沈念眉说对了一句话,这不是穆晋北的错,也不是老大的错,她最疼惜的两个儿子不快乐,到底是谁的错儿呢?
戴国芳取下眼镜抹了下眼角,穆皖南还在身旁搀着她,两个人往大厅里走,还没走出几步就听到身后重物落地的声音和沈念眉的惊呼:“晋北……晋北你怎么了?!”
…
重又回到医院里。
念眉坐在走廊的长椅上,低头看着自己的手指,怀疑今天所经历的一切其实只是她的幻觉,一场大梦而已。
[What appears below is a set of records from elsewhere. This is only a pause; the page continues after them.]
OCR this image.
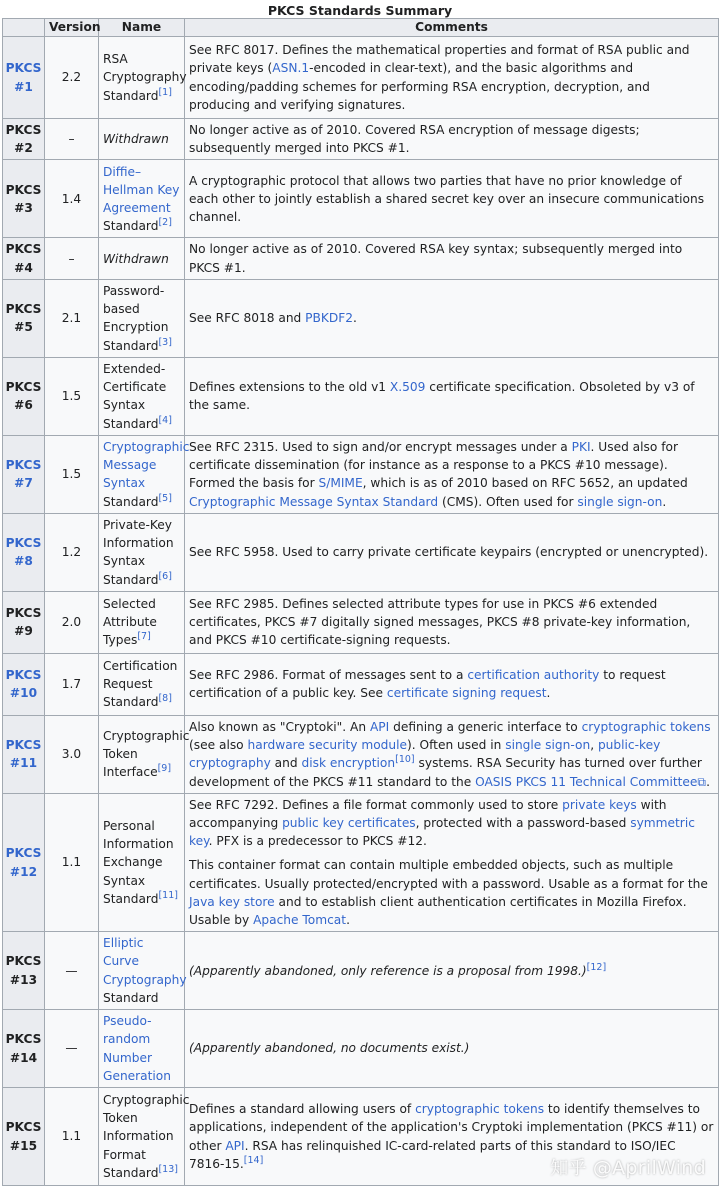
PKCS Standards Summary
	Version	Name	Comments
PKCS #1	2.2	RSA Cryptography Standard[1]	See RFC 8017. Defines the mathematical properties and format of RSA public and private keys (ASN.1-encoded in clear-text), and the basic algorithms and encoding/padding schemes for performing RSA encryption, decryption, and producing and verifying signatures.
PKCS #2	–	Withdrawn	No longer active as of 2010. Covered RSA encryption of message digests; subsequently merged into PKCS #1.
PKCS #3	1.4	Diffie–Hellman Key Agreement Standard[2]	A cryptographic protocol that allows two parties that have no prior knowledge of each other to jointly establish a shared secret key over an insecure communications channel.
PKCS #4	–	Withdrawn	No longer active as of 2010. Covered RSA key syntax; subsequently merged into PKCS #1.
PKCS #5	2.1	Password-based Encryption Standard[3]	See RFC 8018 and PBKDF2.
PKCS #6	1.5	Extended-Certificate Syntax Standard[4]	Defines extensions to the old v1 X.509 certificate specification. Obsoleted by v3 of the same.
PKCS #7	1.5	Cryptographic Message Syntax Standard[5]	See RFC 2315. Used to sign and/or encrypt messages under a PKI. Used also for certificate dissemination (for instance as a response to a PKCS #10 message). Formed the basis for S/MIME, which is as of 2010 based on RFC 5652, an updated Cryptographic Message Syntax Standard (CMS). Often used for single sign-on.
PKCS #8	1.2	Private-Key Information Syntax Standard[6]	See RFC 5958. Used to carry private certificate keypairs (encrypted or unencrypted).
PKCS #9	2.0	Selected Attribute Types[7]	See RFC 2985. Defines selected attribute types for use in PKCS #6 extended certificates, PKCS #7 digitally signed messages, PKCS #8 private-key information, and PKCS #10 certificate-signing requests.
PKCS #10	1.7	Certification Request Standard[8]	See RFC 2986. Format of messages sent to a certification authority to request certification of a public key. See certificate signing request.
PKCS #11	3.0	Cryptographic Token Interface[9]	Also known as "Cryptoki". An API defining a generic interface to cryptographic tokens (see also hardware security module). Often used in single sign-on, public-key cryptography and disk encryption[10] systems. RSA Security has turned over further development of the PKCS #11 standard to the OASIS PKCS 11 Technical Committee⧉.
PKCS #12	1.1	Personal Information Exchange Syntax Standard[11]	See RFC 7292. Defines a file format commonly used to store private keys with accompanying public key certificates, protected with a password-based symmetric key. PFX is a predecessor to PKCS #12.

This container format can contain multiple embedded objects, such as multiple certificates. Usually protected/encrypted with a password. Usable as a format for the Java key store and to establish client authentication certificates in Mozilla Firefox. Usable by Apache Tomcat.

PKCS #13	—	Elliptic Curve Cryptography Standard	(Apparently abandoned, only reference is a proposal from 1998.)[12]
PKCS #14	—	Pseudo-random Number Generation	(Apparently abandoned, no documents exist.)
PKCS #15	1.1	Cryptographic Token Information Format Standard[13]	Defines a standard allowing users of cryptographic tokens to identify themselves to applications, independent of the application's Cryptoki implementation (PKCS #11) or other API. RSA has relinquished IC-card-related parts of this standard to ISO/IEC 7816-15.[14]	知乎 @AprilWind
穆皖南在她身旁站定,递给她一个纸杯,低劣咖啡的香气,她像是不记得自己不爱喝咖啡,接过来一口就喝去大半。
很苦,不用掐大腿也能知道这不是在梦里,一切都是生生的现实。
“你妈妈呢,她还好吗?”她问。
穆皖南指了指楼上,“她心脏本来就不太好,医生今天建议入院治疗。”顿了一下又补充说:“她很自责。”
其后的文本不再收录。